The current EMA guidance document came into effect in June 2006 and consequently was one of the earliest European product specific guidance for biosimilars. The passage of time plus the experience gained from the evaluation of biosimilars in the intervening years has prompted the revision to the current guidance document.

The current guidance addressed both:

  • Non-glycosylated rhG-CSF manufactured using E.coli (termed filgrastim) and
  • Glycosylated rhG-CSF manufactured CHO cells (termed lenograstim)

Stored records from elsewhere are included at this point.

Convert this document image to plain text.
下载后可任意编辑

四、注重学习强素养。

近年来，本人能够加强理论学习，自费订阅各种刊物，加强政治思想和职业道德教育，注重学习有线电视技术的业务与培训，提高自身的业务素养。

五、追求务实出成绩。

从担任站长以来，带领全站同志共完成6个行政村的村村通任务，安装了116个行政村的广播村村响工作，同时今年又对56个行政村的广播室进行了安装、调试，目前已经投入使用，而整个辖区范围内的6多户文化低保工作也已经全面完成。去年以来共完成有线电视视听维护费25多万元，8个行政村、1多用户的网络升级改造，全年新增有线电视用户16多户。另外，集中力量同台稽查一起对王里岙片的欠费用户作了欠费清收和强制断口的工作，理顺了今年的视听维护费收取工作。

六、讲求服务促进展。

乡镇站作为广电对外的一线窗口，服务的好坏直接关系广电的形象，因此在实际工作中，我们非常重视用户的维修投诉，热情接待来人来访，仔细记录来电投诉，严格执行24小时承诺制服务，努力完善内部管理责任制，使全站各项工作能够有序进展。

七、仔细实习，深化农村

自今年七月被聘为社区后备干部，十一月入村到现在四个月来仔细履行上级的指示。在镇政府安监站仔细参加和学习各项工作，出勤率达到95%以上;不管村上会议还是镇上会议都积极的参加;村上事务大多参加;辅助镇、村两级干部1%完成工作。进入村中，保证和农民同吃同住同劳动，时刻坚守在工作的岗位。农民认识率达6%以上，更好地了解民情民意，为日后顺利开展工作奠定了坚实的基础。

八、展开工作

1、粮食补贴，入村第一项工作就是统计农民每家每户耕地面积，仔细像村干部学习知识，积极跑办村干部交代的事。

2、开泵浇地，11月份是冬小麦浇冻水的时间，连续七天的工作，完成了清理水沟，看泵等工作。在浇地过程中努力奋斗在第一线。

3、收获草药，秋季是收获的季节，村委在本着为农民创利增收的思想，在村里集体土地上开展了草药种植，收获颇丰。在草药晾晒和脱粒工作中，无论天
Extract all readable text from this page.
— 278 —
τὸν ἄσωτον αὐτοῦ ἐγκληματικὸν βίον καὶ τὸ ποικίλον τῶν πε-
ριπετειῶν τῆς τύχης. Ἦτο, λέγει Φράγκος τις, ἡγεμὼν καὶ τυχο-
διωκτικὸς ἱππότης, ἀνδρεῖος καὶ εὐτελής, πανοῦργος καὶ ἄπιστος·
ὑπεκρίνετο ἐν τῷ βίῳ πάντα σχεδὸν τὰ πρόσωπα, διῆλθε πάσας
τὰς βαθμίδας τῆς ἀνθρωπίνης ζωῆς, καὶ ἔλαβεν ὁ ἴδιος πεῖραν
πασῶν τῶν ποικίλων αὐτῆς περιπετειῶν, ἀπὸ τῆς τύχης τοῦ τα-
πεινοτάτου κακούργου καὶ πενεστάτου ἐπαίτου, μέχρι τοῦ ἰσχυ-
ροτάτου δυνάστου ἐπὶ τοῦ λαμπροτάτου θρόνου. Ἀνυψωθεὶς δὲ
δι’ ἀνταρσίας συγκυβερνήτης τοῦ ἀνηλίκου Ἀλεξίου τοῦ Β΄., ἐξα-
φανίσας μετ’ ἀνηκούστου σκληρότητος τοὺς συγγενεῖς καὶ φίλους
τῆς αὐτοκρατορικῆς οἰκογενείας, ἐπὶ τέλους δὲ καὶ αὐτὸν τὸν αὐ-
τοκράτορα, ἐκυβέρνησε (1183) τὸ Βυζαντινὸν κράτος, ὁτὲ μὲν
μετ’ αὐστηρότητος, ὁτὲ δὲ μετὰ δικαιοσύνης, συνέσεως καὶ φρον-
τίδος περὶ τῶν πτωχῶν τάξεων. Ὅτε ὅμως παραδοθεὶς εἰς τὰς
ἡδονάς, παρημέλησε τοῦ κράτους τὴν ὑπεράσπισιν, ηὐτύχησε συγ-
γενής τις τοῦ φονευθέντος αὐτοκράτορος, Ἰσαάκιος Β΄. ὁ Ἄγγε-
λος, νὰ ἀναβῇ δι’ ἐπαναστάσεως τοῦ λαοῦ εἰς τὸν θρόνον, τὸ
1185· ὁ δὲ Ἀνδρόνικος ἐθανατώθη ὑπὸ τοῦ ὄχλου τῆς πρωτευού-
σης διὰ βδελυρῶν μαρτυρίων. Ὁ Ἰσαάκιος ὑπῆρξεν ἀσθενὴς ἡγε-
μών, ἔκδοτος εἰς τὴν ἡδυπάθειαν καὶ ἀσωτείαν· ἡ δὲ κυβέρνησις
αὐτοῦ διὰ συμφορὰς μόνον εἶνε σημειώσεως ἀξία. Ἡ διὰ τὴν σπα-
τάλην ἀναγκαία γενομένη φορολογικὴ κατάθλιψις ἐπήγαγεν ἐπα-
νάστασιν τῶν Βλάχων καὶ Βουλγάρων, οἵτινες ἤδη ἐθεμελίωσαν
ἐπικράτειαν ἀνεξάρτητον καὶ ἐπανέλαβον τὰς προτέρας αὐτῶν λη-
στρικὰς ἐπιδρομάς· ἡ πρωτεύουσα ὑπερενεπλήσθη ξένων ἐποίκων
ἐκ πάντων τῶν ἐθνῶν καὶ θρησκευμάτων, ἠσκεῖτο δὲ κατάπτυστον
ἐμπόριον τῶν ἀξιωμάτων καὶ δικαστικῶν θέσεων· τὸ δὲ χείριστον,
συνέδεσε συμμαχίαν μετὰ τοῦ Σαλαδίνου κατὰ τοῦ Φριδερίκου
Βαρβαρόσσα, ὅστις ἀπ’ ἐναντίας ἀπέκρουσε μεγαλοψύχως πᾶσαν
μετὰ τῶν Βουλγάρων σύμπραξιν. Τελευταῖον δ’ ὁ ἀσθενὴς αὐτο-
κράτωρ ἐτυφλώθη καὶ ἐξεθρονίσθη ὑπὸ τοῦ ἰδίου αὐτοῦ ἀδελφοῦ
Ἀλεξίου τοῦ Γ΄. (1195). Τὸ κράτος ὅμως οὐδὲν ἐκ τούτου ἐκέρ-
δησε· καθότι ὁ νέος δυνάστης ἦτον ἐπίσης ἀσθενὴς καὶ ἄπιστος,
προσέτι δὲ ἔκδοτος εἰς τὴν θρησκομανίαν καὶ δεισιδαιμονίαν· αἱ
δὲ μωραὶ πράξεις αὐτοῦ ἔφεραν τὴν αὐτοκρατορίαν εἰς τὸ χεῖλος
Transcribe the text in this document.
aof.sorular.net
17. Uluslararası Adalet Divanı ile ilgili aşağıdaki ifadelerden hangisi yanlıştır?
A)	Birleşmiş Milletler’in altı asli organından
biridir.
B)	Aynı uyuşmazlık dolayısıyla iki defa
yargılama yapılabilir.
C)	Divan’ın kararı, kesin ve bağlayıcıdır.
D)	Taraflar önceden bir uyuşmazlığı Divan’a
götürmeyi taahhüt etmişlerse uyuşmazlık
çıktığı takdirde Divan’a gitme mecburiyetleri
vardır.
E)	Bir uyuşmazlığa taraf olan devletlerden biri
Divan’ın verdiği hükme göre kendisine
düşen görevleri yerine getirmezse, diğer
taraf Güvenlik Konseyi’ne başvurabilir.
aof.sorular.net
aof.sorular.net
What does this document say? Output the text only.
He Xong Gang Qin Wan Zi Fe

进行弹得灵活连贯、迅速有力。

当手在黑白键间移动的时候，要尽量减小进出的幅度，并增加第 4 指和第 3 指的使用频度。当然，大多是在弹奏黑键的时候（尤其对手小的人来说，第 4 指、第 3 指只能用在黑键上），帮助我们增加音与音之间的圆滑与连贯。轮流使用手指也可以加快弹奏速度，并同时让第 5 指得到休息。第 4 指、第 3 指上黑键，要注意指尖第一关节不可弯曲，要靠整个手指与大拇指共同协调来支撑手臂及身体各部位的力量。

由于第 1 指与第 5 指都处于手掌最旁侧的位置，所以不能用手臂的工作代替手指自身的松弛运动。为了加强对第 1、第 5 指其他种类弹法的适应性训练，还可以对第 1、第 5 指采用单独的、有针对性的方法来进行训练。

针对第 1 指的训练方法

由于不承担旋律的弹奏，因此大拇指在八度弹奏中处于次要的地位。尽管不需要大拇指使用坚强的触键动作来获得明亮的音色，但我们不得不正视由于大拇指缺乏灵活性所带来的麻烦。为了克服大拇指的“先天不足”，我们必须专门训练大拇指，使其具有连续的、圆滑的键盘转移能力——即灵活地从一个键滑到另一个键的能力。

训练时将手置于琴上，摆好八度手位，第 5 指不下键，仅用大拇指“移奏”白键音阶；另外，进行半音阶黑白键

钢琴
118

The potential changes are three-fold:

  • Whilst the pegylated versions of rhG-CSF are not covered in the current guidance document – their inclusion in the revised guidance is under consideration.
  • Move to a risk-based assessment of non-clinical data with a preference for relying on in vitro studies to demonstrate comparability with the reference product. It is considered that in vitro studies are both more specific and sensitive to detecting any differences between the biosimilar and the reference product
  • Move towards waiving confirmatory clinical trials for rhG-CSF biosimilars. Potentially this requirements could be waived on the basis that the structure, physiochemical characteristics and biological activity of rhG-CSF are measurable with current analytical techniques. Additionally, there are pharmacodynamics parameters of clinical relevance for rhG-CSF. Collectively these factors could lead to the eventual waiving of confirmatory clinical trials for rhG-CSF biosimilars.

This concept paper is open for comment until 31 October 2015 – so it will be interesting to see both the response and the eventual revision to the current guidance.